After those three years as a backup, Tate is convinced he is starter material in the NFL, and plans on proving he is the best rusher on the Browns at training camp next month and again, in the fall during the 2014 regular season.

"This is a great opportunity," Tate said. "There's no way in the world I'm going to drop the ball on this opportunity. Honestly, I'm not worried about that because when I'm on my game, there's nobody that could touch me or anything I do.

"I've battled every day with who some people consider the best running back in the league, Arian Foster. I've seen the best. I went against him every day, so this around here, is really not anything."

That "this around here" Tate was talking about centers on rookie running back Terrance West, whom the Browns traded back into the third round of the 2014 NFL Draft in order to select.

In 2013, West gained 2,509 yards and scored 41 touchdowns on 413 carries for a Towson Tigers team that advanced to the NCAA Football Championship Subdivision Championship Game.

But those statistics do little when it comes to impressing Tate.

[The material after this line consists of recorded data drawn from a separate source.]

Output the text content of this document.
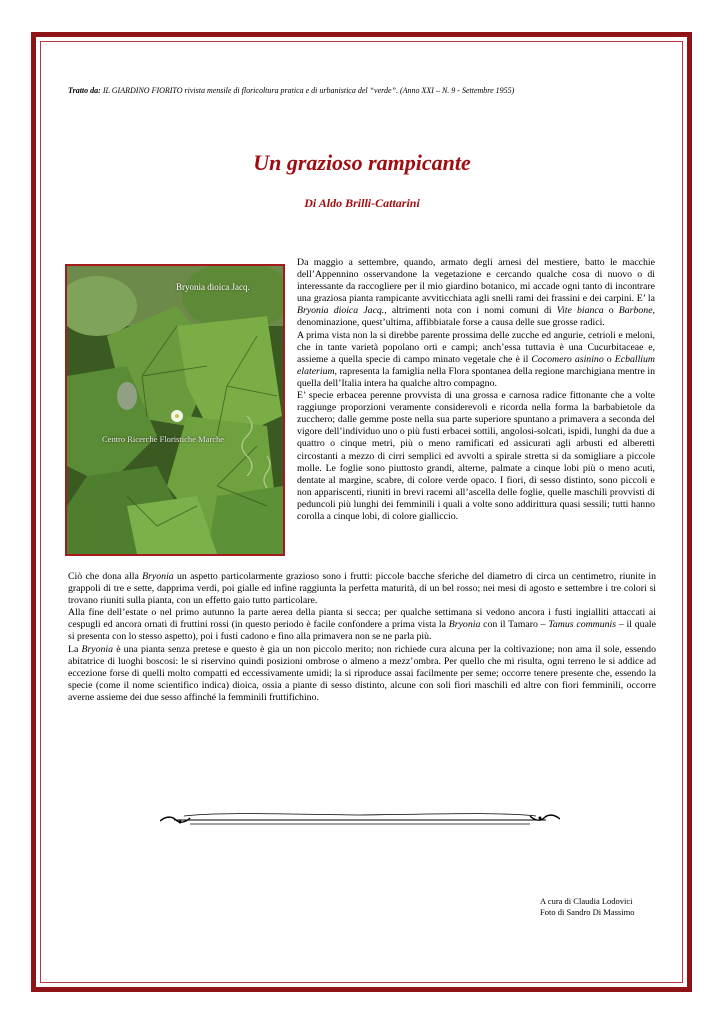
Tratto da: IL GIARDINO FIORITO rivista mensile di floricoltura pratica e di urbanistica del “verde”. (Anno XXI – N. 9 - Settembre 1955)
Un grazioso rampicante
Di Aldo Brilli-Cattarini
Bryonia dioica Jacq.
Centro Ricerche Floristiche Marche

Da maggio a settembre, quando, armato degli arnesi del mestiere, batto le macchie dell’Appennino osservandone la vegetazione e cercando qualche cosa di nuovo o di interessante da raccogliere per il mio giardino botanico, mi accade ogni tanto di incontrare una graziosa pianta rampicante avviticchiata agli snelli rami dei frassini e dei carpini. E’ la Bryonia dioica Jacq., altrimenti nota con i nomi comuni di Vite bianca o Barbone, denominazione, quest’ultima, affibbiatale forse a causa delle sue grosse radici.

A prima vista non la si direbbe parente prossima delle zucche ed angurie, cetrioli e meloni, che in tante varietà popolano orti e campi; anch’essa tuttavia è una Cucurbitaceae e, assieme a quella specie di campo minato vegetale che è il Cocomero asinino o Ecballium elaterium, rapresenta la famiglia nella Flora spontanea della regione marchigiana mentre in quella dell’Italia intera ha qualche altro compagno.

E’ specie erbacea perenne provvista di una grossa e carnosa radice fittonante che a volte raggiunge proporzioni veramente considerevoli e ricorda nella forma la barbabietole da zucchero; dalle gemme poste nella sua parte superiore spuntano a primavera a seconda del vigore dell’individuo uno o più fusti erbacei sottili, angolosi-solcati, ispidi, lunghi da due a quattro o cinque metri, più o meno ramificati ed assicurati agli arbusti ed alberetti circostanti a mezzo di cirri semplici ed avvolti a spirale stretta si da somigliare a piccole molle. Le foglie sono piuttosto grandi, alterne, palmate a cinque lobi più o meno acuti, dentate al margine, scabre, di colore verde opaco. I fiori, di sesso distinto, sono piccoli e non appariscenti, riuniti in brevi racemi all’ascella delle foglie, quelle maschili provvisti di peduncoli più lunghi dei femminili i quali a volte sono addirittura quasi sessili; tutti hanno corolla a cinque lobi, di colore gialliccio.

Ciò che dona alla Bryonia un aspetto particolarmente grazioso sono i frutti: piccole bacche sferiche del diametro di circa un centimetro, riunite in grappoli di tre e sette, dapprima verdi, poi gialle ed infine raggiunta la perfetta maturità, di un bel rosso; nei mesi di agosto e settembre i tre colori si trovano riuniti sulla pianta, con un effetto gaio tutto particolare.

Alla fine dell’estate o nel primo autunno la parte aerea della pianta si secca; per qualche settimana si vedono ancora i fusti ingialliti attaccati ai cespugli ed ancora ornati di fruttini rossi (in questo periodo è facile confondere a prima vista la Bryonia con il Tamaro – Tamus communis – il quale si presenta con lo stesso aspetto), poi i fusti cadono e fino alla primavera non se ne parla più.

La Bryonia è una pianta senza pretese e questo è gia un non piccolo merito; non richiede cura alcuna per la coltivazione; non ama il sole, essendo abitatrice di luoghi boscosi: le si riservino quindi posizioni ombrose o almeno a mezz’ombra. Per quello che mi risulta, ogni terreno le si addice ad eccezione forse di quelli molto compatti ed eccessivamente umidi; la si riproduce assai facilmente per seme; occorre tenere presente che, essendo la specie (come il nome scientifico indica) dioica, ossia a piante di sesso distinto, alcune con soli fiori maschili ed altre con fiori femminili, occorre averne assieme dei due sesso affinché la femminili fruttifichino.

A cura di Claudia Lodovici
Foto di Sandro Di Massimo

"When I know I'm doing what I'm supposed to do, there's nobody in that room that scares me, but competition is a healthy thing," Tate said. "If I come in here and say, 'Oh, I've got this locked up,' and don't compete, that's how you lose your job and that's how you find your way out of the league fast.

"I'm a natural competitor, so that's just in me. I hope the other running backs want to compete because that's how we're going to get better as a unit, and that's what we want to be, one of the best units in the NFL."

Although he is new to offensive coordinator Kyle Shanahan's scheme too, Tate believes he has a leg up in the competition because West is still learning what it means to be a professional football player.

"He's a rookie, so he's having his difficult moments," Tate said. "He's having flashes of good moments. Right now, I'm just trying to help him out with every aspect of the game because this team is going to need both of us. I think that he could be a good, quality running back. I'm trying to help out all the running backs."

While Tate talks about the confidence he has in his abilities, West is focused on improving his skills with every opportunity he gets during practice.

"That's our job, to come out here and compete and push us forward, each and every one of us forward to bring the best out of each other," West said. "And that's what I'm here to do. I'm here to play. I want to be the starter, and I'm going to practice like a starter.

"Each day, I'm getting better and better. The game is slowing down at practice. That's because I'm learning the playbook very fast."

Part of the reason West is working so hard to learn the playbook is because, in his opinion, life in the NFL is "all about teamwork and winning here."

"I'm just thankful to have an opportunity to receive a contract, be in this situation and just take advantage of this opportunity," West said.

"You play Pop Warner. Then, you play high school ball. Then, you play college and are playing for free. Now, it's a business. Getting a check for it is amazing, but that's not going to change anything. I've still got to take care of business on the field to get the next check."